California and New Mexico have asked a federal court to allow them to join a lawsuit by three other western states against the Interior Department (DOI) over a final rule to reduce venting and flaring from oil and gas operations on public and tribal lands.
But unlike Montana, North Dakota and Wyoming, the two states want to join the case in U.S. District Court in Wyoming as respondents on the same side as the DOI and its Bureau of Land Management (BLM), which promulgated the Waste Prevention, Production Subject to Royalties, and Resource Conservation Rule.
In a motion for order filed Thursday, California and New Mexico officials argue that the petitioning states have failed to demonstrate that they are likely to proceed on the merits of their lawsuit — which Montana and Wyoming filed last November — or that they would be irreparably harmed by the new rule. California and New Mexico also disagreed with the other states’ contention that the BLM doesn’t have the authority to enact such a rule, or that the rule is precluded by the Clean Air Act (CAA).
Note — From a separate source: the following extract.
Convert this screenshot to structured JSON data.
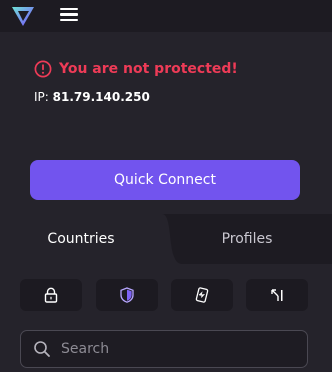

“BLM is the federal agency explicitly charged by statute with overseeing oil and gas operations on federal and Indian lands, including the prevention of waste and the assessment of royalty payments,” wrote the officials, including Kamala Harris and Hector Balderas, attorneys general (AG) for California and New Mexico, respectively. “The fact that the rule impacts air emissions does not transform it into a CAA rulemaking, nor is there any legal impediment to BLM’s rulemaking due to the fact that BLM and EPA [the Environmental Protection Agency] have separate (but complementary) statutory obligations with regard to oil and gas development.”
California and New Mexico also urged District Court Judge Scott Skavdahl not to grant Montana, North Dakota and Wyoming a preliminary injunction against the rule, which is scheduled to take effect on Jan. 17, 2017.
North Dakota joined Montana and Wyoming as petitioners on Nov. 23. The move was unopposed.
According to court records, the BLM took no position on California and New Mexico joining the lawsuit as respondents, and the three petitioning states did not oppose the intervention, either. But two industry groups, Western Energy Alliance (WEA) and the Independent Petroleum Association of America (IPAA), which filed a separate lawsuit against the BLM last November, opposed the move. The two lawsuits were combined on Nov. 30.
In a response filed Friday, the WEA and IPAA argue that Balderas and the California Air Resources Board, through its representation by Harris, “should be denied intervention because, to the best of [our] knowledge, they failed to participate in the public rulemaking process. Additionally, the New Mexico AG should be denied intervention because it has not demonstrated a cognizable interest that warrants or supports its intervention.”
A hearing on the preliminary injunction has been scheduled for 1 p.m. on Jan. 6, 2017. Both sides in the case will be given two hours to present their argument and any testimony. The case [No. 2:16-cv-00285-SWS] is State of Wyoming et al v. United States Department of the Interior et al.
Under the final rule, to be implemented in stages, oil and gas producers would be required to use currently available technologies and processes to cut flaring in half at oil wells on public and tribal lands. Operators would also be required to periodically inspect their facilities for leaks and replace outdated equipment that vents large quantities of gas into the air. Other parts of the rule require operators to limit venting from storage tanks and to use best practices to limit gas losses when removing liquids from wells.
Last month, Harris was elected to fill the seat of U.S. Sen. Barbara Boxer (D-CA), who is retiring. California Gov. Jerry Brown, a Democrat, selected U.S. Rep. Xavier Becerra (D-CA) to succeed her as AG.